The first members of ASIS International found their way into the security business through various routes. James Davis joined General Electric after performing risk assessments for the company on behalf of the FBI. Eric Barr, Jr., found himself as security director at Electric Boat after leading submarine crews in World War II. And Wayne Hall started as a security guard at Ford Motor Company before rising to the rank of security director. What all of these members had in common was a need to share information about the brand new field of security. ASIS membership provided that industry with a voice.
This month’s edition of “60 Years, 60 Milestones” addresses the ways in which ASIS members have advanced this mission. Founders realized early on that local chapters would be essential. Members, they theorized, had to be given a way to participate at the local level and to interact with their peers. In 1955, the Southern California Chapter was the first to be formally recognized. The number of chapters increased to 58 by the end of 1962 and currently stands at 232 globally.
These new chapter members had an affiliation to a specific field as well as to a location. Currently, 31 councils help members explore specific security challenges. As new issues arise in the industry, members establish ad hoc councils. Recently, the Young Professionals and Women in Security groups moved from ad hoc status to full-fledged councils. This year, three ad hoc councils were added: Executive Protection, Transitions, and Security Applied Sciences.
As Society members gained education and experience, they knew that it was critical to recognize this professionalism. This need led to development of the ASIS certifications.
The Certified Protection Professional (CPP) designation was approved by the ASIS board in 1977. The first certification examination was held the next year with 47 candidates sitting for the test. Since then, ASIS has added international exams, computer-based testing, and an exam given in Spanish.

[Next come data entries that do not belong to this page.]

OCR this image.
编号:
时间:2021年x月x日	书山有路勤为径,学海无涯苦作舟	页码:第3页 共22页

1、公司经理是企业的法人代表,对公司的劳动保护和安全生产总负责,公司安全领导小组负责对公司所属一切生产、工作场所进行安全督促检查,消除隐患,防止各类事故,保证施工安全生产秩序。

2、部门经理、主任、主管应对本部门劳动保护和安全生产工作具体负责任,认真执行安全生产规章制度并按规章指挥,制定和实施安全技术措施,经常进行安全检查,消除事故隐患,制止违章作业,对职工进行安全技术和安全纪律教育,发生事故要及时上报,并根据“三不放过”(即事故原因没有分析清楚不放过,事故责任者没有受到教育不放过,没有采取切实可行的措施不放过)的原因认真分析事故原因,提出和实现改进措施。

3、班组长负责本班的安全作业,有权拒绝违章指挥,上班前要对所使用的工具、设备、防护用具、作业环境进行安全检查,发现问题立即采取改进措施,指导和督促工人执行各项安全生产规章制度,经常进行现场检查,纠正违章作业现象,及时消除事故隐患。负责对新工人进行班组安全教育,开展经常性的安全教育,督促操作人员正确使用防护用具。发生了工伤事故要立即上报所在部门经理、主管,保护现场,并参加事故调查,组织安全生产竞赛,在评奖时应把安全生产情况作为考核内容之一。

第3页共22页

In 2003, the Society unveiled two new certifications, the Professional Certified Investigator (PCI) and the Physical Security Professional (PSP).
Providing members with value through educational programs was an early goal of the Society. In 1972, volunteer leaders set up a five-day educational curriculum, which attracted 142 practitioners. This event was the first Asset Protection Course, an educational program that is still held annually—along with numerous other programs on specific security topics.
In 1982, the board of the ASIS Foundation funded a project to catalog the books amassed at ASIS headquarters. When ASIS moved to its new headquarters in 1998, these books and other materials provided the seed for the O.P. Norton Information Resources Center (IRC). In its permanent home, the IRC now helps fulfill the ultimate vision of the founding members. It facilitates the sharing of security information and provides access to the now robust voices of the industry.